La nuit est noire et sans étoile.
La nuit est un lac de goudron sans limite.
A l'intérieur du grand bâtiment envahi par les ombres il
la cherche. Il devine qu'il a déjà parcouru ces lieux,
il sait qu'elle n'attend que lui et qu'il va la retrouver. Il fait froid,
un froid humide qui s'infiltre à travers les murs et soulève
les rideaux. Et puis il y a cette odeur, l'odeur de la mort, l'odeur
de l'abandon. Les fenêtres sont murées, les portes défoncées
ou à terre. De l'eau suinte des canalisations.

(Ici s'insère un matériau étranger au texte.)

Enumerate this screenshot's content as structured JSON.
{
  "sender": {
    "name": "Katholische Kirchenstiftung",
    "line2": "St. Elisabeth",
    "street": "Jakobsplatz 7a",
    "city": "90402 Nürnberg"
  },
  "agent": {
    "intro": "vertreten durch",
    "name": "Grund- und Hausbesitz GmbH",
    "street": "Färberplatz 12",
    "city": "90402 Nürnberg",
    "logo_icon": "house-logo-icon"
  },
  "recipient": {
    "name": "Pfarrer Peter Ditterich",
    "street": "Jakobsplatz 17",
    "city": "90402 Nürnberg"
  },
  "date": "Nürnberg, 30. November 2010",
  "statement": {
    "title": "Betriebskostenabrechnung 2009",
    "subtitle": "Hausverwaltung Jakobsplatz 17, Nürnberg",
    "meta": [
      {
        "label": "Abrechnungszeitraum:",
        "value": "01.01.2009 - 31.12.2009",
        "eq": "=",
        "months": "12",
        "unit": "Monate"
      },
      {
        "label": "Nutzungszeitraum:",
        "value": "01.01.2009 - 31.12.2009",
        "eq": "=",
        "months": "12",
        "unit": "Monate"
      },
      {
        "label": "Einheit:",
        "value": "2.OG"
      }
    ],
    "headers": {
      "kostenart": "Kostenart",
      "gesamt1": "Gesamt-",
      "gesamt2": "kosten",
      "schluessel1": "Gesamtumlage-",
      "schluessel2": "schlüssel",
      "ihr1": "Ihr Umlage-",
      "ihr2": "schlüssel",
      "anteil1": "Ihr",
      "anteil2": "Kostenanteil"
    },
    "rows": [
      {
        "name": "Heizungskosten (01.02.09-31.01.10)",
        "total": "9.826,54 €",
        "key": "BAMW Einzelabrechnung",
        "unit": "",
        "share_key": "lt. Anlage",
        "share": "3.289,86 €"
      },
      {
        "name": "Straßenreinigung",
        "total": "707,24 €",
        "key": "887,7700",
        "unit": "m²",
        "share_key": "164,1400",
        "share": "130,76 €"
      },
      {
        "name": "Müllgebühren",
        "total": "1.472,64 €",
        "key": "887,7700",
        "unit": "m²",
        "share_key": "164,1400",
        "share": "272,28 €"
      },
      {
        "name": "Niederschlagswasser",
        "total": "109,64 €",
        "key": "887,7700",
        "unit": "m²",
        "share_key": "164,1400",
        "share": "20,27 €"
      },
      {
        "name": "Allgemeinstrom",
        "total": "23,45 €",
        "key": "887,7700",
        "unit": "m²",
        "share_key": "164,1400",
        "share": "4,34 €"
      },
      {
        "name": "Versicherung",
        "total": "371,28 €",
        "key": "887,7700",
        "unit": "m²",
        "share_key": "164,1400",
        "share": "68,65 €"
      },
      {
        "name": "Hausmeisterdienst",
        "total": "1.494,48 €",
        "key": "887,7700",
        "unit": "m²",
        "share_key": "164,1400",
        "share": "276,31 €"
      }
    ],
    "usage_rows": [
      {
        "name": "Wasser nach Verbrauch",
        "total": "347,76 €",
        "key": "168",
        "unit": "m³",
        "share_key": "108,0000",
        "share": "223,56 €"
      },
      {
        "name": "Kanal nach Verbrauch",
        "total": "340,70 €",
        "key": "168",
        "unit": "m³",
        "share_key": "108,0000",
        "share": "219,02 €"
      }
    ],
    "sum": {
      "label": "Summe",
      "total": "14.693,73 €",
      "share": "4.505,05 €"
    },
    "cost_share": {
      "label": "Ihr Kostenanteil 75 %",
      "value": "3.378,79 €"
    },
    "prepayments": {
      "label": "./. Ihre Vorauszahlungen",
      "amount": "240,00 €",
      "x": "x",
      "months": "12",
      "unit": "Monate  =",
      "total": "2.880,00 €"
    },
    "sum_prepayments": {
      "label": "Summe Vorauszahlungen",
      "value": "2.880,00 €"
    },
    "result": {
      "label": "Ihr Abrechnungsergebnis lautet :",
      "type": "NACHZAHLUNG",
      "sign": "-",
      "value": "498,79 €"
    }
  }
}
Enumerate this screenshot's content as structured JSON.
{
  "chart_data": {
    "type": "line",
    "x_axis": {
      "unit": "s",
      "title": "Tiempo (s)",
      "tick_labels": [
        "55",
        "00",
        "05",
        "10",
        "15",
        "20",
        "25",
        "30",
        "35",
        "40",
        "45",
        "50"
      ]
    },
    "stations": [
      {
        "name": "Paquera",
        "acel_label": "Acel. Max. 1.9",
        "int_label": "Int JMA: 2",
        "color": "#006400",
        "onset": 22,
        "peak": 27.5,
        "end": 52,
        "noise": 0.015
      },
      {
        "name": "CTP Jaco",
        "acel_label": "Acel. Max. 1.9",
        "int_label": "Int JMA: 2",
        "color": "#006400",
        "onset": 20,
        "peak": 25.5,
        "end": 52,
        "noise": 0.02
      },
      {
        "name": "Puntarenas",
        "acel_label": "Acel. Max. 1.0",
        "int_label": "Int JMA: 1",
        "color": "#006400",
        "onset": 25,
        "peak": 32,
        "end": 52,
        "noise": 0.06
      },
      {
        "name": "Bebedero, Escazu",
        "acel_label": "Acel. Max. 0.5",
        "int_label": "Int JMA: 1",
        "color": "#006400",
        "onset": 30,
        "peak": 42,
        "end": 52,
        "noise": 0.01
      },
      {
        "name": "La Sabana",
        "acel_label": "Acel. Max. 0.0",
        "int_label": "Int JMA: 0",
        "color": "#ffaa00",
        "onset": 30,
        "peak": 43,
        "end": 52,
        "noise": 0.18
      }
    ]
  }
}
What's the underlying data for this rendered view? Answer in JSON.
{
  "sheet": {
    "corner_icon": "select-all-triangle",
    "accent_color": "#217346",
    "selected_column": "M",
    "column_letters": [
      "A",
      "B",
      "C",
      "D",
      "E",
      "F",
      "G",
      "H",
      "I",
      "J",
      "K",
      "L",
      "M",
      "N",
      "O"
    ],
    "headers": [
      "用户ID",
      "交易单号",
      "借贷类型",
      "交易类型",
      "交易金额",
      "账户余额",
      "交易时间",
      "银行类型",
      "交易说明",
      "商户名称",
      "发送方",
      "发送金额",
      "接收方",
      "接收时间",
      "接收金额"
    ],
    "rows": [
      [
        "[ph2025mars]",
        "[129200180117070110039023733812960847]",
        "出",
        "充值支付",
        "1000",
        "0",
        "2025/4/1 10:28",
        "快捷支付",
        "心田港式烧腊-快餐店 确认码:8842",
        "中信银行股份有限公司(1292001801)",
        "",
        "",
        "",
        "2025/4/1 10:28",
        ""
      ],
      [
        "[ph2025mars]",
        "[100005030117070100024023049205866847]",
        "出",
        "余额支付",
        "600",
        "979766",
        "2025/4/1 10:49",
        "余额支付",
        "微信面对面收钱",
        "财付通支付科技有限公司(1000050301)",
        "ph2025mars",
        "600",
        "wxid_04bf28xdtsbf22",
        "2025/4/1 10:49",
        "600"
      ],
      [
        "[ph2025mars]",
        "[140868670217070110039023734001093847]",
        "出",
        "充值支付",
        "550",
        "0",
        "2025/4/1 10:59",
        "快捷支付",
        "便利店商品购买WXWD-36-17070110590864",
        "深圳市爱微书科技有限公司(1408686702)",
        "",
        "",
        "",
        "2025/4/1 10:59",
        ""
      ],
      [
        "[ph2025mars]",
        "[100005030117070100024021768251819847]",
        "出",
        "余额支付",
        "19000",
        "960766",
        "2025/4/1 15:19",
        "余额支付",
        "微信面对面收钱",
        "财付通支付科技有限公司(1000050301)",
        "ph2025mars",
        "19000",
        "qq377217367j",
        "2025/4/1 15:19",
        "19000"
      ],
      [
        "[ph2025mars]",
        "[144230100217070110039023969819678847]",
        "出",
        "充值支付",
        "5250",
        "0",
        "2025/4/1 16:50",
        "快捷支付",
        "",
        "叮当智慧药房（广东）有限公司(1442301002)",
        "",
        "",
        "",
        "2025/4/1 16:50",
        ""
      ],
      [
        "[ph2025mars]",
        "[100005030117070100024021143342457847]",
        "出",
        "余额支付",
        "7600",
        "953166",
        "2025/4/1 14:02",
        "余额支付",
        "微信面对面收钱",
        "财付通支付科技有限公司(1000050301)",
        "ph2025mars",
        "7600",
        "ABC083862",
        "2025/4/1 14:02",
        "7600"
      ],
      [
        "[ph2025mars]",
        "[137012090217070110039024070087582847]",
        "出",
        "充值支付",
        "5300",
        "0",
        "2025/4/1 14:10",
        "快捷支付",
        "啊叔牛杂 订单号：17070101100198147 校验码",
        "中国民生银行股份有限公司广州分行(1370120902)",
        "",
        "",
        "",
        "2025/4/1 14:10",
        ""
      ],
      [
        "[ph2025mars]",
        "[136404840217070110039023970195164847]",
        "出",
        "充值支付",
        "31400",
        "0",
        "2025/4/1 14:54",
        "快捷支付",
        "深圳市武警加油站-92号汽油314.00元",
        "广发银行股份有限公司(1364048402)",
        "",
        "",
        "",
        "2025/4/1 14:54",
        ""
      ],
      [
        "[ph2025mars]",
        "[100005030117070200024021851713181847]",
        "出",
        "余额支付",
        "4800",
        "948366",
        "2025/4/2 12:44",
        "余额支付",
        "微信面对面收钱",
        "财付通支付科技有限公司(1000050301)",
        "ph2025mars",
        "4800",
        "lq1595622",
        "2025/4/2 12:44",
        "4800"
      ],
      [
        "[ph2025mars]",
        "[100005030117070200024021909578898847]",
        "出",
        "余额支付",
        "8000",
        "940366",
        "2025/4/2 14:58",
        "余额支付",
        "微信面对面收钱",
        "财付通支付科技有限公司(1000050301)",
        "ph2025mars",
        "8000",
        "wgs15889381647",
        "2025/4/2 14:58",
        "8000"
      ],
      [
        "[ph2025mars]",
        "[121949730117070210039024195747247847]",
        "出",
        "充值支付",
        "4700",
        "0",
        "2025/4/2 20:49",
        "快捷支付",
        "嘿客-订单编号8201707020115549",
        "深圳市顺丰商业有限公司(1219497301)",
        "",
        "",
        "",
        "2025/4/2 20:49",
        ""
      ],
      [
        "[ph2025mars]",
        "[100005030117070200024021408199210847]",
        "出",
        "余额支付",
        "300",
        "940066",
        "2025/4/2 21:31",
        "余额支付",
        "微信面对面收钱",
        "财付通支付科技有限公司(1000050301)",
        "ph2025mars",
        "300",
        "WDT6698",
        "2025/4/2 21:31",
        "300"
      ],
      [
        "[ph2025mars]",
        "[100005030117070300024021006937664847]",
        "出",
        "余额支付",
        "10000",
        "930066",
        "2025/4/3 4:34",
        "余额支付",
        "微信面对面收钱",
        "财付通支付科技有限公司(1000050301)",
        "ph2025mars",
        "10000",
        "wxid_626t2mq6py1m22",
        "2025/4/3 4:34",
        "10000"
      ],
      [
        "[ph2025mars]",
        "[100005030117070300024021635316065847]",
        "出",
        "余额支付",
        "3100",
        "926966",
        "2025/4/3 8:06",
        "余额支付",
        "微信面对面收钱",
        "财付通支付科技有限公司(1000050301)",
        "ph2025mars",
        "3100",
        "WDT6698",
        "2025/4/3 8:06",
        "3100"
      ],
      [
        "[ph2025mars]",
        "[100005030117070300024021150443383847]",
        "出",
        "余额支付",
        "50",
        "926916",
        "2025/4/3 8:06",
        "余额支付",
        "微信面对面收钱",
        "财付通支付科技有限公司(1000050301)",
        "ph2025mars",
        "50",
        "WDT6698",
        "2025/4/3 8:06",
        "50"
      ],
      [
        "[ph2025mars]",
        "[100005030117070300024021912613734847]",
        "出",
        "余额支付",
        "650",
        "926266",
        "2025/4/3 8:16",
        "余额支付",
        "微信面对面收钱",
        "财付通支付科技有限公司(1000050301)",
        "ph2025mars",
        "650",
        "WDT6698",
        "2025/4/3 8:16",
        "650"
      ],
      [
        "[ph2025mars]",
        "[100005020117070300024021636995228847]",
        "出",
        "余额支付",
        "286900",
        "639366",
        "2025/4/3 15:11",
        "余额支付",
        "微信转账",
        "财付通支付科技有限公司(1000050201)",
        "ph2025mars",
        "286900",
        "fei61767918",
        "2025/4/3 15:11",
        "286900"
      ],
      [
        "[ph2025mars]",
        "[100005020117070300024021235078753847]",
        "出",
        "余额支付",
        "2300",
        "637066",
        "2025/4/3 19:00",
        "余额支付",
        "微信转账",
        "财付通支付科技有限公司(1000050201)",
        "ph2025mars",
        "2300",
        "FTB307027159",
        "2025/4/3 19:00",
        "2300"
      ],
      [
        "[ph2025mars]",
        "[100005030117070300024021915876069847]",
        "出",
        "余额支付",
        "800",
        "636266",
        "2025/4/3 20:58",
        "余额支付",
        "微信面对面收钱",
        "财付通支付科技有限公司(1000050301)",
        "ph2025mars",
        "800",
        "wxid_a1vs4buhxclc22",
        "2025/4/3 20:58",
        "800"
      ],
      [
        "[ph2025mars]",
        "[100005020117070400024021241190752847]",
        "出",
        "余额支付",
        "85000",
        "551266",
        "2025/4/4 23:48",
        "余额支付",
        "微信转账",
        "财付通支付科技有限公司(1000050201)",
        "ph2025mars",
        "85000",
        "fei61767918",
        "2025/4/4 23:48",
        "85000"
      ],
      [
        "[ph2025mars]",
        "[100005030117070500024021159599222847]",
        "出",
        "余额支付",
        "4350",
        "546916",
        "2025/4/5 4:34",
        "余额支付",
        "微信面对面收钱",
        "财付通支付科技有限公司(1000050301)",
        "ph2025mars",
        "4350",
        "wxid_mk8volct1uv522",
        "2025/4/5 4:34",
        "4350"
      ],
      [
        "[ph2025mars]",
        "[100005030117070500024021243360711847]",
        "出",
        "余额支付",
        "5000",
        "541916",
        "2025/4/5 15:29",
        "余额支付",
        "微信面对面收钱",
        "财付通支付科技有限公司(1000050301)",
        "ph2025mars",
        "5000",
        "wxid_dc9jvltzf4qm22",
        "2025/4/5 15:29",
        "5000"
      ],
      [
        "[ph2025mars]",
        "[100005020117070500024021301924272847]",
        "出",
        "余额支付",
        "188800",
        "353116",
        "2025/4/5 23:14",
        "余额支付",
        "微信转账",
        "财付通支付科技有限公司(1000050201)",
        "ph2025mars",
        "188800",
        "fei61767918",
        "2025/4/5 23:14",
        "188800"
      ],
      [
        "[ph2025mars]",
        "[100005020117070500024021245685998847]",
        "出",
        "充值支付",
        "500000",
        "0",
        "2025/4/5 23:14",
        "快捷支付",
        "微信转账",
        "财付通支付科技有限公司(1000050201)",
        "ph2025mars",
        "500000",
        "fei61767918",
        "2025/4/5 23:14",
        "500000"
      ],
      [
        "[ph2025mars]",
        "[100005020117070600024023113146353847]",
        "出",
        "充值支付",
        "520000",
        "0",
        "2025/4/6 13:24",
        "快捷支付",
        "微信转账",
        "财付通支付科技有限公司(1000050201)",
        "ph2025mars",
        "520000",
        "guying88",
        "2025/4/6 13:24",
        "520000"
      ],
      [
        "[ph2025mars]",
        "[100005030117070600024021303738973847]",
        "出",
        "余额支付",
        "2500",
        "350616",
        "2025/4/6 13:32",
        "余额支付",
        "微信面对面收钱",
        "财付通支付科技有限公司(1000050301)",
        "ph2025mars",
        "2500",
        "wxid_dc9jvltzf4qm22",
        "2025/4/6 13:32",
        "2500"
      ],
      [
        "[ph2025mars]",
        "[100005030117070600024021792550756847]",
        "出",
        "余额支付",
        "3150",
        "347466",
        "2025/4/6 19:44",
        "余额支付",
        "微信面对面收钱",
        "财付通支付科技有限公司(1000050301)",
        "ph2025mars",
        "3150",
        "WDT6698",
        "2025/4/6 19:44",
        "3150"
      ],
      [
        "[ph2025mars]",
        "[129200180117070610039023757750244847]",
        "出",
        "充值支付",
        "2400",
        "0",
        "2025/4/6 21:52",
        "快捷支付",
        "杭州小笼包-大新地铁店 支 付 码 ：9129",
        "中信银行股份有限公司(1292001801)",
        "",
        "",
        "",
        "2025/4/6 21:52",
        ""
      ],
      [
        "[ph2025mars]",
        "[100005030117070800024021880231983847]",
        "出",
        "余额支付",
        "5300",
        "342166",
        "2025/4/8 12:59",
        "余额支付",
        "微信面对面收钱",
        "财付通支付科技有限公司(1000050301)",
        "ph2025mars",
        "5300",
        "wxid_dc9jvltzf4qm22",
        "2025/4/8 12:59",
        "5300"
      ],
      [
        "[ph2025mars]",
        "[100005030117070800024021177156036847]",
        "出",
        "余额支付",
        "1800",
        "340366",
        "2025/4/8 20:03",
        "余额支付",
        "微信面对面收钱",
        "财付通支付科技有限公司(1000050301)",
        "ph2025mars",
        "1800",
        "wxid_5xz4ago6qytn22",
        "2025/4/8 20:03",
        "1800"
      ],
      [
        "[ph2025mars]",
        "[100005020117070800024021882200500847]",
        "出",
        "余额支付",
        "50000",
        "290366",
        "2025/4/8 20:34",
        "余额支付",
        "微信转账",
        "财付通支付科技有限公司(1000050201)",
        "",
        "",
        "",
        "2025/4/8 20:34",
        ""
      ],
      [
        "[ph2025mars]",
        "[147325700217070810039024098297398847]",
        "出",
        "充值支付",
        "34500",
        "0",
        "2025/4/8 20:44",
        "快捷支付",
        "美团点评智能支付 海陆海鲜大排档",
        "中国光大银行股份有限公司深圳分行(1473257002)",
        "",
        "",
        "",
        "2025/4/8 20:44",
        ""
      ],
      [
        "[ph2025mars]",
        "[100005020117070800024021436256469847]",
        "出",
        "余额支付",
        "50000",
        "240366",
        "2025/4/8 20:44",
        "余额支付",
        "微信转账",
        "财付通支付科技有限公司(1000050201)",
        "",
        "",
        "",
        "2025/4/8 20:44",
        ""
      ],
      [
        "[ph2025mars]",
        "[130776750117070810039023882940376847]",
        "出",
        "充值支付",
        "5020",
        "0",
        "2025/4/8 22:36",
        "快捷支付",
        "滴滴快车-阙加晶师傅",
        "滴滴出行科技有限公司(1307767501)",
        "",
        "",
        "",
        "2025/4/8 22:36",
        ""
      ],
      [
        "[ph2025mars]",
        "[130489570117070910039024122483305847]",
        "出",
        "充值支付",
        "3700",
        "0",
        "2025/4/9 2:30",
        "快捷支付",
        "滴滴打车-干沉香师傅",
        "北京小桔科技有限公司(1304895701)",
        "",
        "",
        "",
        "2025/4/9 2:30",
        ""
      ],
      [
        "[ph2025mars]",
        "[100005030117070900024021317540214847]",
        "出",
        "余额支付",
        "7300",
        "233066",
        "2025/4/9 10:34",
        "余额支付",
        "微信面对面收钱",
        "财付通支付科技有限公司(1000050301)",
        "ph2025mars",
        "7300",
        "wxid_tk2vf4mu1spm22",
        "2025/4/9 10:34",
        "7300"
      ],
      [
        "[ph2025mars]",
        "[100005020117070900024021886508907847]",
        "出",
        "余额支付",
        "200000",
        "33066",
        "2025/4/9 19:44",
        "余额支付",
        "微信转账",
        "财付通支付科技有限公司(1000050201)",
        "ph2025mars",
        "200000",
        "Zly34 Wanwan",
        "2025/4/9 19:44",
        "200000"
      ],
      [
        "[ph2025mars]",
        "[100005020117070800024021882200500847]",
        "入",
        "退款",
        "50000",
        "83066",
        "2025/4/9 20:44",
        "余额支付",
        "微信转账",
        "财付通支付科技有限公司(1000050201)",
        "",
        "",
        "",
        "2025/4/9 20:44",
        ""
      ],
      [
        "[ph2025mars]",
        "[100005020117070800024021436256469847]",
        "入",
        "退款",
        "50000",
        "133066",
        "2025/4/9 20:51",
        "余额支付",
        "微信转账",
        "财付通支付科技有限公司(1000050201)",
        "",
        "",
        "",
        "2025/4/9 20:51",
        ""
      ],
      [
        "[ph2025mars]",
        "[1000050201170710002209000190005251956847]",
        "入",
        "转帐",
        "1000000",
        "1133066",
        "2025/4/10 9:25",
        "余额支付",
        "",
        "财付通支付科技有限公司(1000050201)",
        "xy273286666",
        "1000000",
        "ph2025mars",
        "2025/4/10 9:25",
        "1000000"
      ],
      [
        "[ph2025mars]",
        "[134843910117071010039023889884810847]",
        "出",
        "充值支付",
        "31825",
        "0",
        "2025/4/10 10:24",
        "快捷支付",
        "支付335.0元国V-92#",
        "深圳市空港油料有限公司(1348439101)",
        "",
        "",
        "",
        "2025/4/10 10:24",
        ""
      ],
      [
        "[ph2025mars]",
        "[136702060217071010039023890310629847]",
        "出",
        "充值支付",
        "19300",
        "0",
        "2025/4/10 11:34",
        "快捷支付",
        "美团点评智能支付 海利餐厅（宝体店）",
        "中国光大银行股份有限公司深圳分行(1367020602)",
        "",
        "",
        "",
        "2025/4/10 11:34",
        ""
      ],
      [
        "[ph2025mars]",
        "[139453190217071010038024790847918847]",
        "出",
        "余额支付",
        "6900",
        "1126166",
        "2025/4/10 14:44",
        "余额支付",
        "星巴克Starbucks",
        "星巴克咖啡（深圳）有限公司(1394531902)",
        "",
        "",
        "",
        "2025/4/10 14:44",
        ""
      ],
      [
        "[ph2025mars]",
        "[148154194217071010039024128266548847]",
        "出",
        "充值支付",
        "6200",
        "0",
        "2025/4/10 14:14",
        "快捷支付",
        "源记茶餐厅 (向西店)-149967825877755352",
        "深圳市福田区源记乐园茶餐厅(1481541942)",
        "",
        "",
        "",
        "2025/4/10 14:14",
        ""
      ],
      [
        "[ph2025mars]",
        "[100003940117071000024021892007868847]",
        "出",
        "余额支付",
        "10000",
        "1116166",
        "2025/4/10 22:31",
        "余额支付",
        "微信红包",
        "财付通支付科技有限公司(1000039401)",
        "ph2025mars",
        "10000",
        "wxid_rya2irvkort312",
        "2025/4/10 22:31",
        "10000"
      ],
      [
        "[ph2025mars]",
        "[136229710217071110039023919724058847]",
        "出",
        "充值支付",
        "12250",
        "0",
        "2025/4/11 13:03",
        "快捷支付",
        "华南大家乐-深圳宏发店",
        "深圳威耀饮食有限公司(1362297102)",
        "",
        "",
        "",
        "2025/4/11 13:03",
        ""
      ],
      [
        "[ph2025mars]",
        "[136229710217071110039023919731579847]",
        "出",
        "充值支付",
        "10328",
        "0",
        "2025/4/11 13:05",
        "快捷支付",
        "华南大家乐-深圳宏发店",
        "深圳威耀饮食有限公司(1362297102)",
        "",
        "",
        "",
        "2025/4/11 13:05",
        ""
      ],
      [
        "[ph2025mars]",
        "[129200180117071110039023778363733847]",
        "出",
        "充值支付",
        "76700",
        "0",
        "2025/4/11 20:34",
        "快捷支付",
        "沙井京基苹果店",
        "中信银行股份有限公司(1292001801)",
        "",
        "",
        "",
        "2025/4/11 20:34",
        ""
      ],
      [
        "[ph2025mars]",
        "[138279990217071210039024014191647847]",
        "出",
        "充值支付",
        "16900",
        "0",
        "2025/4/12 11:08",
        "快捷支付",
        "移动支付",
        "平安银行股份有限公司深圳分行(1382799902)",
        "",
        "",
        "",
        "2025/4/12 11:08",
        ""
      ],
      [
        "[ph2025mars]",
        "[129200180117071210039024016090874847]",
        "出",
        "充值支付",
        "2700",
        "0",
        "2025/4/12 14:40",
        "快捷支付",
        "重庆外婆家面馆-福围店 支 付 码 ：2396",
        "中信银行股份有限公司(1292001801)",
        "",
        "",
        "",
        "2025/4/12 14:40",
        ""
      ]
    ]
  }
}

Il traverse des
bureaux désaffectés, des pièces encombrées
de gravats et de déchets, grimpe des passerelles surplombant
des machines imposantes et immobiles, monstres inutiles et menaçants
dans l'obscurité. Quelques rares ampoules grises ici et là
guident son chemin.
Au détour d'un couloir il rencontre un homme triste et blafard,
attablé un verre à la main, sous la lueur pâle d'une
applique noyée de crasse. Une pipe en bois sculptée en
forme de tête de démon repose devant lui. Il lui demande
où est Ivy.
- Elle est là derrière ; lui répond l'homme comme
s'il attendait sa venue, en désignant une pièce sombre
dont la porte est entrouverte sur le côté.
Le numéro sept est fixé sur la porte. Il entre dans la
pièce mais ne distingue rien. Il l'appelle aussitôt par
son prénom. Une voix faible lui répond : " Là,
je suis là "; elle l'a semble-t-il reconnu. Une petite lumière
s'allume loin devant lui ; il y a une autre pièce au fond. Il
s'approche et la découvre, entortillée dans les draps,
les cheveux collés par la sueur, perdue dans un petit halo de
lumière dans cette pièce exiguë. Elle a un petit
air de madone, une madone au teint laiteux, une madone qui se meure.
- Tu vois, petite sur, je te l'avais promis. J'ai enfin trouvé
les limbes et je suis revenu te chercher.
Il se penche sur elle, écarte les draps de son buste et voit
sa peau si blanche, ses seins menus et si blancs aussi ; son air éperdu
qui semble questionner en silence, ses cheveux blonds emmêlés.
Il évite de regarder ses bras. Il la serre comme un fou contre
lui et des larmes coulent sur ses joues, glissent sur ses lèvres.
Elle l'enserre également, sans force. Il écarte ses cheveux
de son épaule gauche et ses lèvres glissent vers son cou.
Sa tête s'est penchée à l'opposé. Il murmure
à son oreille : " J'ai tellement envie de t'embrasser là
"
Et il l'embrasse longuement. Ils restent enlacés.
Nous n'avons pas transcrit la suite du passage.